El Bloque Nacionalista Galego (BNG) criticó el plan de ayudas aprobado por la Xunta para hacer frente a las consecuencias de la guerra en Oriente Próximo, al considerar insuficiente su dotación de 157 millones de euros.
El portavoz de Economía e Industria del BNG, Brais Ruanova, contrapuso esta cifra con los 900 millones de euros que, según indicó, el Gobierno gallego prevé movilizar para la industria militar en el marco de la Iniciativa Estratégica en Seguridad, Defensa y Aeroespacio 2025-2030.
Ruanova calificó de “especialmente preocupante” la escasa cuantía destinada a la protección social, con 6,2 millones de euros para apoyar a los hogares vulnerables. Comparó esta cifra con los 105 millones destinados por el Gobierno vasco a este ámbito, subrayando la diferencia entre ambos modelos.
El diputado nacionalista también puso el foco en los cinco millones de euros previstos para la promoción turística de Galicia como “destino de tranquilidad”, cuestionando la prioridad de esta medida frente a las necesidades sociales y económicas derivadas del conflicto.
En el ámbito empresarial, criticó que el apoyo se limite a 62 millones de euros en préstamos, una cantidad que consideró insuficiente en comparación con otros territorios. Asimismo, señaló la falta de ayudas directas para sectores estratégicos como el pesquero y el agrario, especialmente afectados por el incremento de los costes energéticos.
Ruanova apuntó que las medidas de la Xunta se centran en actuaciones como la modernización de infraestructuras o la compra de maquinaria, sin abordar problemas inmediatos como el coste de los combustibles.
Frente a este escenario, el BNG propone un plan alternativo de 700 millones de euros, que incluye un “escudo social” para proteger a las familias ante la subida de precios, con medidas como el refuerzo de las prestaciones sociales, un bono de transporte o la limitación del incremento de los alquileres.

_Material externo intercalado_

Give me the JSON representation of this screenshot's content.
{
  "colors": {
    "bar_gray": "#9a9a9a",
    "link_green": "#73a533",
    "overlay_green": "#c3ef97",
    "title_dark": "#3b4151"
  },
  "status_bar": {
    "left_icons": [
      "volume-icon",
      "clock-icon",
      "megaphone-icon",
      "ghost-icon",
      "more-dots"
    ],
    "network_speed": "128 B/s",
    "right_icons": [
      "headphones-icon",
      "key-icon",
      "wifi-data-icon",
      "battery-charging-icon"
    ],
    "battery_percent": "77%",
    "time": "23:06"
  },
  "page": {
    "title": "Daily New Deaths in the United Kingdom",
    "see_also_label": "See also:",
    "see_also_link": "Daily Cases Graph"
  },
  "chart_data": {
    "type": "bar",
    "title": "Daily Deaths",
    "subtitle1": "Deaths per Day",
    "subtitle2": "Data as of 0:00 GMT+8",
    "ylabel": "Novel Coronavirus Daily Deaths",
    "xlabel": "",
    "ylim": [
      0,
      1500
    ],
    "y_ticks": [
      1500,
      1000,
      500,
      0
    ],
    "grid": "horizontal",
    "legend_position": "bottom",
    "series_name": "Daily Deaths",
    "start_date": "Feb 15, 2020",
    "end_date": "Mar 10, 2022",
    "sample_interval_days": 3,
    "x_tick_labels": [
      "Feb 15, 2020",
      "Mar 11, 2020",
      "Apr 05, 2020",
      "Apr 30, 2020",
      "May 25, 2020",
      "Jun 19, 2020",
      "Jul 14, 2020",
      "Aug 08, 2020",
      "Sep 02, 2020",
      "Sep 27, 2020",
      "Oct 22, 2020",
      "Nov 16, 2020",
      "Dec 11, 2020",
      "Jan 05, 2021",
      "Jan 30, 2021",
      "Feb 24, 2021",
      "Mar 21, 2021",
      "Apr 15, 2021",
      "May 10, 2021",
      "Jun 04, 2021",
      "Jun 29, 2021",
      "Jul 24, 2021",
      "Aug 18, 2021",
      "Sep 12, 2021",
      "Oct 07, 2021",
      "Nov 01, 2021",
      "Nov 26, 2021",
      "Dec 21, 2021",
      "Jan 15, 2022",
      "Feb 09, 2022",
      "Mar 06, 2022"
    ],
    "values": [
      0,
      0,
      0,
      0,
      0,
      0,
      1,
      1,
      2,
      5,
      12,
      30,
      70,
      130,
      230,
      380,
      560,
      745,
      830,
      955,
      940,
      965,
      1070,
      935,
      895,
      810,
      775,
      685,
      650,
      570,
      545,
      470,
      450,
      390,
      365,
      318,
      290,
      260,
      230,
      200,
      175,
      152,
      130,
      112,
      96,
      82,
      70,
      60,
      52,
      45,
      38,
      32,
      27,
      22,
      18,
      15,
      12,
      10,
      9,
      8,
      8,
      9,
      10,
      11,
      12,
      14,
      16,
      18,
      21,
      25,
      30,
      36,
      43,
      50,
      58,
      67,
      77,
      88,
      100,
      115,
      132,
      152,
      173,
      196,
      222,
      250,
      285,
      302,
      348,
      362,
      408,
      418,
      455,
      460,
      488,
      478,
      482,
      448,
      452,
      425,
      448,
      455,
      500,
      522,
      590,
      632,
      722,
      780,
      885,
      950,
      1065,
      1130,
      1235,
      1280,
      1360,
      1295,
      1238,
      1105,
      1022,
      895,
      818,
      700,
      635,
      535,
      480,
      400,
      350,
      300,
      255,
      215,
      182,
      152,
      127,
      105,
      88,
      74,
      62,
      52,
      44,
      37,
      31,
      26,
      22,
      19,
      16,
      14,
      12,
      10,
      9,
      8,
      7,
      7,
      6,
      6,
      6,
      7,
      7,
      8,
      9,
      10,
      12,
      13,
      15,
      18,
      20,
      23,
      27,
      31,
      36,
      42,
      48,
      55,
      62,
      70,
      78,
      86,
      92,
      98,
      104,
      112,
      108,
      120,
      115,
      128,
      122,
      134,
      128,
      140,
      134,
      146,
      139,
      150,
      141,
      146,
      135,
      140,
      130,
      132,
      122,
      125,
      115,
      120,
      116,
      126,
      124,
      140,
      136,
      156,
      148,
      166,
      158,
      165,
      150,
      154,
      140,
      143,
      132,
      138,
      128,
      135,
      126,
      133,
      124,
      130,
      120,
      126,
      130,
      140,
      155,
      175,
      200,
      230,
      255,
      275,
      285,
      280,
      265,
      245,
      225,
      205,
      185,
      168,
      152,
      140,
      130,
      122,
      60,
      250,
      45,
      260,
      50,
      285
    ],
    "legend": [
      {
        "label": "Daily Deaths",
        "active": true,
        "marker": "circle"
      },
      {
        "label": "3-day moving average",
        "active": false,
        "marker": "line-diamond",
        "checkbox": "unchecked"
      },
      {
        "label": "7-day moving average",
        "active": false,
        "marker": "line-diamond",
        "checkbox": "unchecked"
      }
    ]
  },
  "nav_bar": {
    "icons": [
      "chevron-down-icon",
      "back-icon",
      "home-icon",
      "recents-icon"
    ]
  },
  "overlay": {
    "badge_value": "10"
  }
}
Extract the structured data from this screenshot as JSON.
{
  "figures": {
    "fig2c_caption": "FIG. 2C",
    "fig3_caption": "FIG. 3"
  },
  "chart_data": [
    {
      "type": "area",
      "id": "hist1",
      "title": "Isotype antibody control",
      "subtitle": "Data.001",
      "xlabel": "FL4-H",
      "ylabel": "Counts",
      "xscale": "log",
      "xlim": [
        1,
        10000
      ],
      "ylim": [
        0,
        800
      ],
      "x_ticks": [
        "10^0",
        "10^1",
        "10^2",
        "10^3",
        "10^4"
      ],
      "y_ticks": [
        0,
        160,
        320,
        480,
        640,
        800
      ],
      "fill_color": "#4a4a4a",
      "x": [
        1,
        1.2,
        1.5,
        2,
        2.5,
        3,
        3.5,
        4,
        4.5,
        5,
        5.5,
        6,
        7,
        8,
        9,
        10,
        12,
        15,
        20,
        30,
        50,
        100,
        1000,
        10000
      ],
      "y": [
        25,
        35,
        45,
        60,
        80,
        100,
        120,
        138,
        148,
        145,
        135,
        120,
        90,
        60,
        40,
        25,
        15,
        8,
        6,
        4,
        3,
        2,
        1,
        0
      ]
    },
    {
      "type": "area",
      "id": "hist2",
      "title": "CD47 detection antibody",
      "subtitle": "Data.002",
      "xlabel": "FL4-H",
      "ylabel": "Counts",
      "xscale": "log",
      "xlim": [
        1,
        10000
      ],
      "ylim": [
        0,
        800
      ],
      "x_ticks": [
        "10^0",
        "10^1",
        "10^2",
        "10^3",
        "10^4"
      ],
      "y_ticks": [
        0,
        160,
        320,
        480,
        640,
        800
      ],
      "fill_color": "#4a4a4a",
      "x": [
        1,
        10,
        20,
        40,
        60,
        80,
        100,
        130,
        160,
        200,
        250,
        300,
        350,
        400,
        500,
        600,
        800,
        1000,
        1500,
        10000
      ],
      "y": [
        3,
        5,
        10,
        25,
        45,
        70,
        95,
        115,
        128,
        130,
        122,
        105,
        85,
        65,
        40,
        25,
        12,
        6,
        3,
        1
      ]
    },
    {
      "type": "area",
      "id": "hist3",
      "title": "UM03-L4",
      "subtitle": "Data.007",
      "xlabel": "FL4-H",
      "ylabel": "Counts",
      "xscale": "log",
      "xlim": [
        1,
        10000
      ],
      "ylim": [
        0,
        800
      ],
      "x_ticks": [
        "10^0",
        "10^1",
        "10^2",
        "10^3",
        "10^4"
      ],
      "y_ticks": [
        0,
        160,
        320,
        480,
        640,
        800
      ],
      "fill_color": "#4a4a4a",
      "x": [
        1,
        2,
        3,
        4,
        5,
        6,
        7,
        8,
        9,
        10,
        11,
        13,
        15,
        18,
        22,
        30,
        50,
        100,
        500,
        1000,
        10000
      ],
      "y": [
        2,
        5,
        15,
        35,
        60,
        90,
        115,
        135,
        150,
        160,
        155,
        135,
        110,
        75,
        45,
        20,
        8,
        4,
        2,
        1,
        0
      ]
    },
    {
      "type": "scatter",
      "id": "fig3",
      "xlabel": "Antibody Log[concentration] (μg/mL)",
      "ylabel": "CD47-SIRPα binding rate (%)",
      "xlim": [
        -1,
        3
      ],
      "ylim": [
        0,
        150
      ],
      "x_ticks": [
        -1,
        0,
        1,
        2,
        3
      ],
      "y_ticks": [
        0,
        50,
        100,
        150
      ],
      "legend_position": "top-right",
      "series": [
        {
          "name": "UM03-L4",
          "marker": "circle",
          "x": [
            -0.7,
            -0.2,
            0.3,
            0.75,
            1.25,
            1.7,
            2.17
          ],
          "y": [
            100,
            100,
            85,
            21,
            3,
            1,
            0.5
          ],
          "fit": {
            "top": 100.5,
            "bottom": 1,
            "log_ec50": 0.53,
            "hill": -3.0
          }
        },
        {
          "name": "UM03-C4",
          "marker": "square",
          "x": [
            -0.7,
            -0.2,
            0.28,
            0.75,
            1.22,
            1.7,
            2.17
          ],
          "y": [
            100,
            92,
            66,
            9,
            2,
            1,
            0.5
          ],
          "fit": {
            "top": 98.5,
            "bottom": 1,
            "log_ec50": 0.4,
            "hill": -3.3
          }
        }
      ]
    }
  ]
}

Además, la propuesta nacionalista contempla ayudas directas a empresas y sectores más afectados, la eliminación de peajes en las autopistas autonómicas, así como medidas orientadas a la autonomía energética y al control de precios.
El BNG también defiende reforzar la colaboración con los ayuntamientos y mejorar su financiación para garantizar la prestación de servicios públicos básicos.